JBL seem to love a series, and if you’ve been keeping up with the audio giant, you’d know this. The Charge 5 wouldn’t you know is the fifth iteration of their do it all portable Bluetooth speaker, that’s packing more features than its last iteration, but surprisingly with a couple of changes.
The JBL Charge 5 is a portable speaker that stands at 220 x 95 x 93 mm. It’s cylindrical in shape and stands on its side, as there’s a flat rubber plate on the base. It’s covered in a mixture of rubber and fabric, giving it a nice IPX7 rating, meaning it can be submerged in water and is also dustproof this time round. On the front, JBL’s branding has been updated to give it a much nicer finish and looks a lot more modern than just slapping a JBL badge on the front.
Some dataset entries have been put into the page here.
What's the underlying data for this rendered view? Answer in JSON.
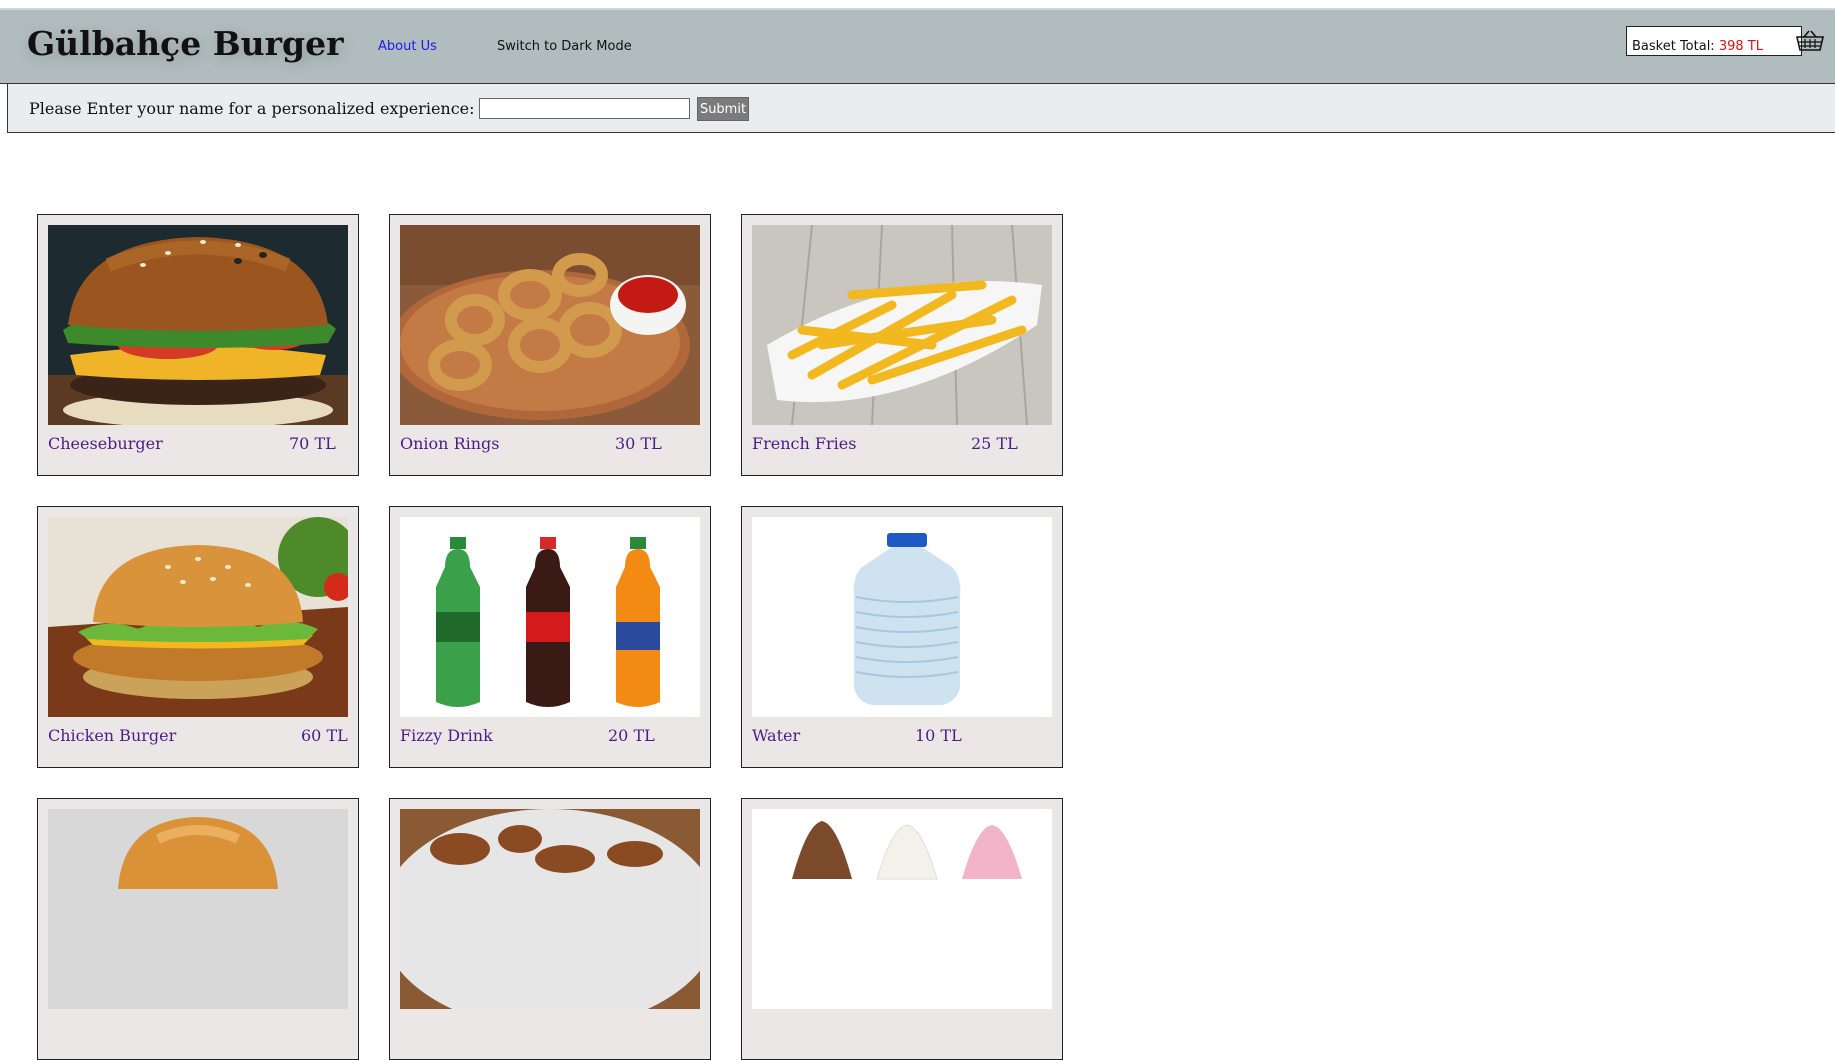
{
  "header": {
    "title": "Gülbahçe Burger",
    "about_label": "About Us",
    "dark_mode_label": "Switch to Dark Mode",
    "basket_label": "Basket Total:",
    "basket_total": "398 TL",
    "basket_icon": "basket-icon"
  },
  "name_prompt": {
    "label": "Please Enter your name for a personalized experience:",
    "input_value": "",
    "submit_label": "Submit"
  },
  "menu": [
    {
      "name": "Cheeseburger",
      "price": "70 TL",
      "image": "cheeseburger-image"
    },
    {
      "name": "Onion Rings",
      "price": "30 TL",
      "image": "onion-rings-image"
    },
    {
      "name": "French Fries",
      "price": "25 TL",
      "image": "french-fries-image"
    },
    {
      "name": "Chicken Burger",
      "price": "60 TL",
      "image": "chicken-burger-image"
    },
    {
      "name": "Fizzy Drink",
      "price": "20 TL",
      "image": "fizzy-drink-image"
    },
    {
      "name": "Water",
      "price": "10 TL",
      "image": "water-bottle-image"
    },
    {
      "name": "",
      "price": "",
      "image": "bun-burger-image"
    },
    {
      "name": "",
      "price": "",
      "image": "chicken-wings-image"
    },
    {
      "name": "",
      "price": "",
      "image": "ice-cream-image"
    }
  ],
  "colors": {
    "header_bg": "#b0bcbd",
    "namebar_bg": "#e9edf0",
    "card_bg": "#ece7e7",
    "item_text": "#4e1a86",
    "basket_total": "#e01010",
    "link": "#1a1aee"
  }
}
It’s complemented by a status light on the front, which lights up when you press one of the buttons on top. Speaking about buttons, they’re quite simple. You’ve got your play/pause button as well as separate volume buttons. The circle-like button to the left is JBL’s PartyBoost button, which is a feature that lets you link up to 100 JBL speakers together to fill your house, or even the beach with sound though you can’t connect a PartyBoost speaker to a Connect+ speaker. Directly in the centre, you’ve got a power button and Bluetooth button which light up, giving a tasteful flair to the speaker.
Round back things have changed slightly with the Charge 5 from older generations. Under the rubberised flap, you can find a USB Type-A port so you can keep your phone charged while playing music, and right next to that you’ve got your USB-C input for charging the speaker itself. Unfortunately, there was no plug in the box, so you’ll have to rely on your mobile phone charger or plugging it into your PC, but that’s no big deal in my opinion. Saving on that plastic wastage. There’s also no 3.5mm aux input for wired music playback either. Is this a problem? Maybe. But in this day and age, if you’re not using Bluetooth for a speaker like this, you’re doing something wrong, of which by the way, it can receive a Bluetooth 5.1 signal. In total, you’ll get around 20 hours worth of playback which is plenty for a day trip to the beach in my opinion, and well into the evening to keep the party going. But of course, this’ll be lessened if you’re charging a phone from it while playing music.
The JBL Charge 5 I’m going to say now, for the size of this speaker sounds absolutely phenomenal, and if you’re looking for something to throw in a bag for your summer holidays, to play music in your hotel room before your big night out, or if you’re chilling down on the beach or at a barbeque in the garden, this hits the spot. It features a 52 x 90 mm for its two 65mm bass radiators that can be found on either side of its barrel shape and literally shake when you begin to turn the volume up and a 20mm dome tweeter, which wasn’t around on the Charge 4 to handle all of those higher frequency sounds. All that mixed together gives this portable speaker such a full sound when playing music.
Now I don’t have Tidal or listen to top-notch uncompressed music, I’m a Spotify guy. I was also impressed at its peak volume and the lack of distortion that came with it. The Charge 5 is an extremely capable speaker, no matter what you throw at it, whether it’s the Prodigy’s deep bass pumping audio or Pavarotti’s vocal-led Nissan Dorma. Is it going to blow audiophiles away? No, it’s not. But I don’t feel like that’s its intention. JBL has produced a fantastic speaker for those wanting a bit of power and some decent quality music for their events.
The JBL Charge 5 can be purchased in a number of colours, including a bright red and cool camo colour. Though I’m not sure why, on JBL’s website, the Blue and Black versions are £20 cheaper. Why? I dunno. But it seems odd.